Enhancing entity verification
Lastly, we heard from Stephan Wolf, CEO, Global LEI Foundation (GLEIF), online source for open, standardised and legal entity reference data. Using GLEIF’s partnership with Sociovestix Labs as an example of how ML can help suptechs:
“Machine learning tools offer great promise for improving data quality and creating structured datasets, enhancing entity verification processes and supporting improved regulatory oversight.
“For example, GLEIF has collaborated with Sociovestix Labs to create a machine learning tool that recognises an entity’s specific legal form and automates the assignment of its corresponding Entity Legal Form (ELF) code.

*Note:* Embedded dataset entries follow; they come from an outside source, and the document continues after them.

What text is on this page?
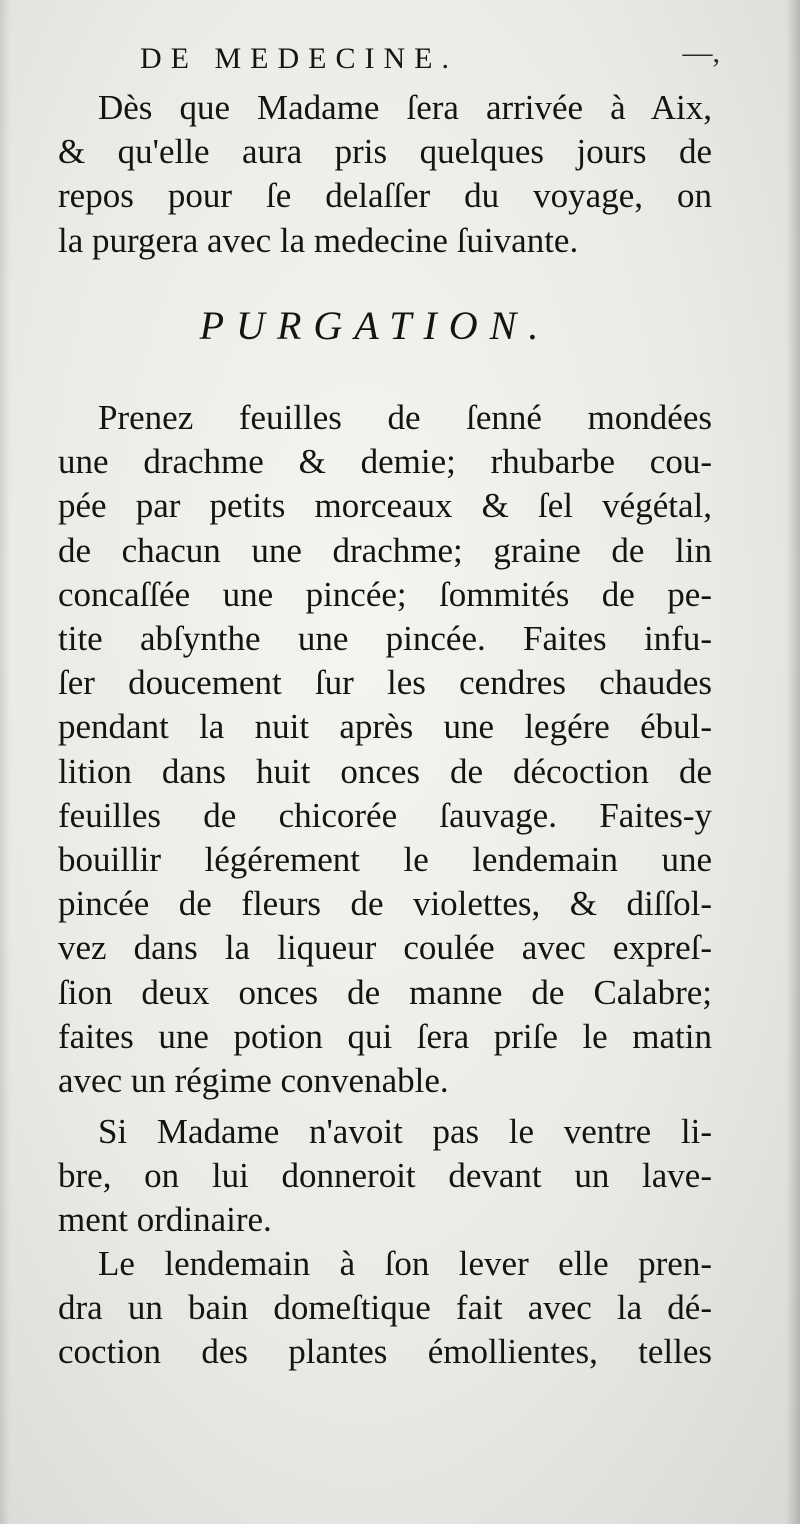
DE MEDECINE.	—,
Dès que Madame ſera arrivée à Aix,
& qu'elle aura pris quelques jours de
repos pour ſe delaſſer du voyage, on
la purgera avec la medecine ſuivante.
PURGATION.
Prenez feuilles de ſenné mondées
une drachme & demie; rhubarbe cou-
pée par petits morceaux & ſel végétal,
de chacun une drachme; graine de lin
concaſſée une pincée; ſommités de pe-
tite abſynthe une pincée. Faites infu-
ſer doucement ſur les cendres chaudes
pendant la nuit après une legére ébul-
lition dans huit onces de décoction de
feuilles de chicorée ſauvage. Faites-y
bouillir légérement le lendemain une
pincée de fleurs de violettes, & diſſol-
vez dans la liqueur coulée avec expreſ-
ſion deux onces de manne de Calabre;
faites une potion qui ſera priſe le matin
avec un régime convenable.
Si Madame n'avoit pas le ventre li-
bre, on lui donneroit devant un lave-
ment ordinaire.
Le lendemain à ſon lever elle pren-
dra un bain domeſtique fait avec la dé-
coction des plantes émollientes, telles
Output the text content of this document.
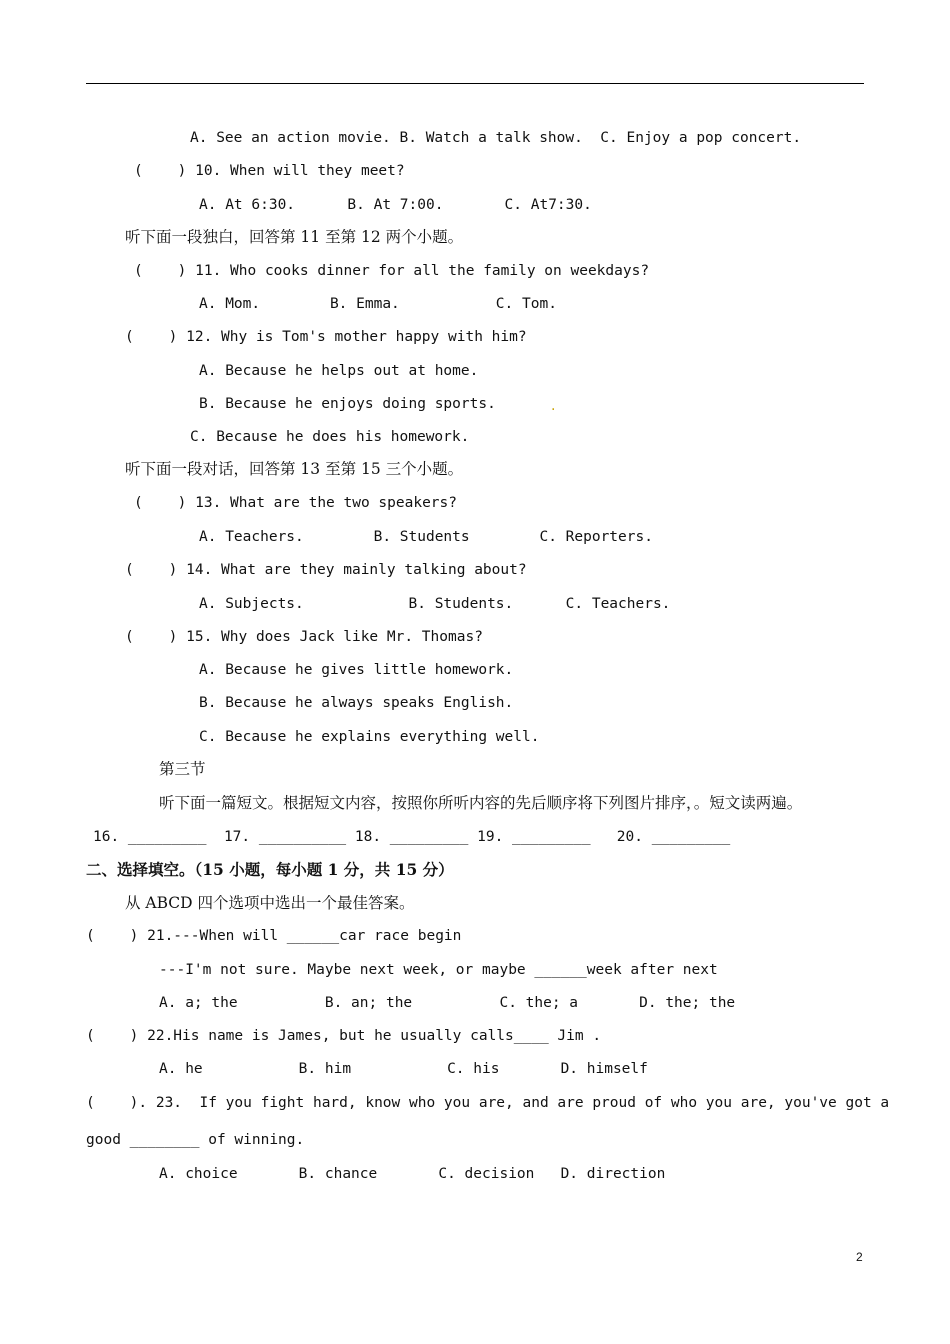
A. See an action movie. B. Watch a talk show.  C. Enjoy a pop concert.
(    ) 10. When will they meet?
A. At 6:30.      B. At 7:00.       C. At7:30.
听下面一段独白，回答第 11 至第 12 两个小题。
(    ) 11. Who cooks dinner for all the family on weekdays?
A. Mom.        B. Emma.           C. Tom.
(    ) 12. Why is Tom's mother happy with him?
A. Because he helps out at home.
B. Because he enjoys doing sports.	.
C. Because he does his homework.
听下面一段对话，回答第 13 至第 15 三个小题。
(    ) 13. What are the two speakers?
A. Teachers.        B. Students        C. Reporters.
(    ) 14. What are they mainly talking about?
A. Subjects.            B. Students.      C. Teachers.
(    ) 15. Why does Jack like Mr. Thomas?
A. Because he gives little homework.
B. Because he always speaks English.
C. Because he explains everything well.
第三节
听下面一篇短文。根据短文内容，按照你所听内容的先后顺序将下列图片排序，。短文读两遍。
16. _________  17. __________ 18. _________ 19. _________   20. _________
二、选择填空。（15 小题，每小题 1 分，共 15 分）
从 ABCD 四个选项中选出一个最佳答案。
(    ) 21.---When will ______car race begin
---I'm not sure. Maybe next week, or maybe ______week after next
A. a; the          B. an; the          C. the; a       D. the; the
(    ) 22.His name is James, but he usually calls____ Jim .
A. he           B. him           C. his       D. himself
(    ). 23.  If you fight hard, know who you are, and are proud of who you are, you've got a
good ________ of winning.
A. choice       B. chance       C. decision   D. direction
2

“These legal forms are a crucial component when verifying and screening organisational identity. However, the wide variety of legal forms that exist within and between jurisdictions has made it difficult for organisations to capture legal forms as structured data.
“The new tool enables organisations to retrospectively analyse their master data, extract the legal form from the unstructured text of the legal name and uniformly apply an ELF code to each entity type. By creating richer data sets with improved categorisation of legal entities, the tool promotes greater insight and transparency into the global marketplace. Furthermore, it works in tandem with the Legal Entity Identifier to create a globally consistent data set.